There are a lot of words that could be used to describe the current crisis which is unfolding around the world. There is one right away – “crisis”. We will all have our own take on it ranging, perhaps, from “nightmare” to “overreaction”, or “the end of life as we know it” to “a crisis of our own making”. The truth doubtless lies somewhere between the extremes and we find ourselves needing to trust those who carry the huge responsibility of national leadership and take the advice we are given from those in the know.

But one way or another we find ourselves in strange times. The seemingly unchanging patterns of daily life have rather suddenly been disrupted. Even the regular, and up till now, unstoppable patterns of church life have been brought to an abrupt halt. For some who have been regularly attending church for years, “no church on Sunday” is only one or two places down the scale from “the earth has stopped turning”. So, strange times it is.

But it would be a huge blunder if we thought that because there is “no church on Sunday” church itself has ceased to be. Church is not so easily derailed. For starters, church itself is not the building. That is just a convenient place for us to meet. But neither is church the meetings and activities – important though they are. We meet together because we are a church, NOT we are a church because we meet together.

We are a community of believers in Jesus, united to one another through our relationship with him. Jesus is where it begins. Each of us is united to Jesus Christ through being saved and forgiven by his death for us. By trusting him we’ve become connected to him – and through that, connected to one another. That’s what makes us a church. Jesus.

Our church here is a local example of the far bigger community of all believers that we entered when we trusted Christ. This local church is our opportunity to live out in real life the commands of Jesus and Scripture to love one another and to work to build one another up in our faith. And we also realise that church is one of the primary things Jesus has given to us so that WE ourselves might be built up. We need church, and church needs us.

And all that is far too important to be derailed by a Corona virus. This sort of stuff cannot simply be put on hold. It matters too much.

Church in different times and different places has often needed to find ways to continue to be what it is meant to be when life itself makes that a challenge. Wartime. Natural disaster. Humanitarian crisis. Persecution. Oh, and pandemics.

So church has definitely not stopped! It must not. It cannot. Rather the purpose and mission of the church rolls on. And the current crisis is not a reason to put it on hold, but just the new environment in which our purpose must be fulfilled. We need to find, as we are finding in other areas of life at the moment, that great human capacity for adaptability.

And see it too as a briiliant opportunity. My hope and prayer for these current strange times is that not only will we survive it, but that we will flourish. That it will provoke us and open up new opportunities, bring new gifts to light, and make us more fruitful and effective as a community of believers. I hope that when we come out on the other side of this that we will be changed – for the better.
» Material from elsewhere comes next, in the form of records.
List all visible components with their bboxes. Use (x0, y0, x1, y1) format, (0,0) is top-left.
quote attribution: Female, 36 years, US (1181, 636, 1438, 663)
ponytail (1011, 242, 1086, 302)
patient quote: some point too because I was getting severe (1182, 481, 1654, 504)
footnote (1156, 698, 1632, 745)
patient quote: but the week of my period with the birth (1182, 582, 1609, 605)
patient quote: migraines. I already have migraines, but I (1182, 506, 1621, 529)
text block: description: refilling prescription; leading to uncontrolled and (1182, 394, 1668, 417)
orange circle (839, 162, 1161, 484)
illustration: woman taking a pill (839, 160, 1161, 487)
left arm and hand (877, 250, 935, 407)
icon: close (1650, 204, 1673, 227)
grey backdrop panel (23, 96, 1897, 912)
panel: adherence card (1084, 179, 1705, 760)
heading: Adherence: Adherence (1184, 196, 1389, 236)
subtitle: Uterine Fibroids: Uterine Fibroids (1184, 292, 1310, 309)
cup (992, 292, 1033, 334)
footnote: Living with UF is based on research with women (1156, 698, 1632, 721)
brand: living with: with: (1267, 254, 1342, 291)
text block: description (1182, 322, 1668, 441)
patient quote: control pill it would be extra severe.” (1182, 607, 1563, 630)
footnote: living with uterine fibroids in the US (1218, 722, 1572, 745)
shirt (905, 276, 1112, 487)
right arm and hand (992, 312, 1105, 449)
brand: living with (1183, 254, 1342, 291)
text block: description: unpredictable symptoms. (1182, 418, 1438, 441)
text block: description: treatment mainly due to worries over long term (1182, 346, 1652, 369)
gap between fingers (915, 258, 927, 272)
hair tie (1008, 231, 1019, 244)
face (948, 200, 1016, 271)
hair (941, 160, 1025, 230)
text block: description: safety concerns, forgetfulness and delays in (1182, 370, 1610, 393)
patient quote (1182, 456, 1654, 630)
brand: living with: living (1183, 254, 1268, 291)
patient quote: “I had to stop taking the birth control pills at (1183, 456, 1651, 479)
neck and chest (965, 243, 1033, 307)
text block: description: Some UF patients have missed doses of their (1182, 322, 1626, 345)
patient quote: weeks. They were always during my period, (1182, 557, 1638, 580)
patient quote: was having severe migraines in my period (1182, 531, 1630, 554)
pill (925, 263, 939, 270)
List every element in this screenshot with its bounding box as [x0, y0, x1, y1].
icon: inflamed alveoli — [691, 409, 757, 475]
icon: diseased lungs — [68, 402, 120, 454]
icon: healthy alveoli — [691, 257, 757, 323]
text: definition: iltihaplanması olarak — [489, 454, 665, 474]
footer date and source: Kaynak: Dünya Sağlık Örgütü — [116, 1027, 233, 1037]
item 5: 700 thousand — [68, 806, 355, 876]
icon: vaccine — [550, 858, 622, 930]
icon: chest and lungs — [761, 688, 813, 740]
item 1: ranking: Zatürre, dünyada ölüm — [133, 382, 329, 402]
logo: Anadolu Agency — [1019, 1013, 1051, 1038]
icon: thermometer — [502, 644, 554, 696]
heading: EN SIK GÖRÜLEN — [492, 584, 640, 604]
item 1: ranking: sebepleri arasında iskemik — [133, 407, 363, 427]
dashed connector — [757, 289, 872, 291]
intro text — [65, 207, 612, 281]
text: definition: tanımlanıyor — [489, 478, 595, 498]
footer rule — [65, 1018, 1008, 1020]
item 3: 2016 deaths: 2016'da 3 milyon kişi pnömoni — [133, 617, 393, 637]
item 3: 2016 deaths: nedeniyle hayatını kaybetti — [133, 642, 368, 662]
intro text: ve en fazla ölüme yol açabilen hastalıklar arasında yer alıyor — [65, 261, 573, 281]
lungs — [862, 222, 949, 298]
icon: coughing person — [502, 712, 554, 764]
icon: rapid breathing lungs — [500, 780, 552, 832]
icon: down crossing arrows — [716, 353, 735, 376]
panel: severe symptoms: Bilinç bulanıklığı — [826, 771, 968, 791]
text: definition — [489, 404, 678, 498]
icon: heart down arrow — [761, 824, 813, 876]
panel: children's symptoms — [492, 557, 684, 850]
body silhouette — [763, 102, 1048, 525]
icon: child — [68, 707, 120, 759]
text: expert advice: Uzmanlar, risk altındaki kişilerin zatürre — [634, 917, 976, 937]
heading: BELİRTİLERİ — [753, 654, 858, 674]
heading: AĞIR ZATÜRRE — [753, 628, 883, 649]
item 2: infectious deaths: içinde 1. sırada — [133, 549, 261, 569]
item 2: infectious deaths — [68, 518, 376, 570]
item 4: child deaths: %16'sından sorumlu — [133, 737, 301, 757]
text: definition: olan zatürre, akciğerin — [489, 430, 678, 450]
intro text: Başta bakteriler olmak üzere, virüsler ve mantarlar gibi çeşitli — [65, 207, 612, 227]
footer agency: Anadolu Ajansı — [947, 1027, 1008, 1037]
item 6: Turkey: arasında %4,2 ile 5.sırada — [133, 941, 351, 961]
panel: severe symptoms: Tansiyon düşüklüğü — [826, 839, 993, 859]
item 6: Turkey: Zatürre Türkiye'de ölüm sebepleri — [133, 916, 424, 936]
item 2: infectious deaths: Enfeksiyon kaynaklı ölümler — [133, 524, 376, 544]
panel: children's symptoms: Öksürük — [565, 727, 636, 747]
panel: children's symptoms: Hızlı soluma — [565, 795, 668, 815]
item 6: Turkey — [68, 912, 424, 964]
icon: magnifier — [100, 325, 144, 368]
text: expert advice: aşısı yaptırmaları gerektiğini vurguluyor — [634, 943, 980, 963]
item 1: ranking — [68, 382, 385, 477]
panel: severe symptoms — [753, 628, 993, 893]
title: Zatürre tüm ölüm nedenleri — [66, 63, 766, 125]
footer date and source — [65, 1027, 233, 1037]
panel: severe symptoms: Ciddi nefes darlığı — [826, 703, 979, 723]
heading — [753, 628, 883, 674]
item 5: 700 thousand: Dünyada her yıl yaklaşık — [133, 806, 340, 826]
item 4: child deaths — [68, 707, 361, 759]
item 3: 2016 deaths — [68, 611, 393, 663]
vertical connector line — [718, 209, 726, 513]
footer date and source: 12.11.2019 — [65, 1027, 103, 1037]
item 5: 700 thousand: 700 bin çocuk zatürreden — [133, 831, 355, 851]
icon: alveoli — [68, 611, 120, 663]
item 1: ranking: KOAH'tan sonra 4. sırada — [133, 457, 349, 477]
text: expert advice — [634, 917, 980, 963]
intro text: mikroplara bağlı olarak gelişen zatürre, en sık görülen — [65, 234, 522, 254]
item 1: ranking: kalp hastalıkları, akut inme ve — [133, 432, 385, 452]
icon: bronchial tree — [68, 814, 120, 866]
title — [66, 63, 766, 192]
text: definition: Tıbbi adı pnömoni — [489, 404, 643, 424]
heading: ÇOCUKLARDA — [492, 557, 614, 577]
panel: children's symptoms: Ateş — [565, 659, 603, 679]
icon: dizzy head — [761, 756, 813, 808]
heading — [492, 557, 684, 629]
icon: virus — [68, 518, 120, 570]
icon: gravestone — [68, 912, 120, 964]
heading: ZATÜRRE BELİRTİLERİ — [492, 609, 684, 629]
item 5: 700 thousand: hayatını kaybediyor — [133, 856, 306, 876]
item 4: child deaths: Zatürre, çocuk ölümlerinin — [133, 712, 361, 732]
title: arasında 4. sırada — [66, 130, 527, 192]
Technology does provide us with one avenue of opportunity – and we hope to be able to use technology to our advantage to overcome the loss of our regular meetings. We’ll keep you posted on that, so look out for it. In the meantime the challenge for each of us individually is to play our part to love one another and build one another up in our faith. This is the question: How can I contribute to the life of this church in such strange times?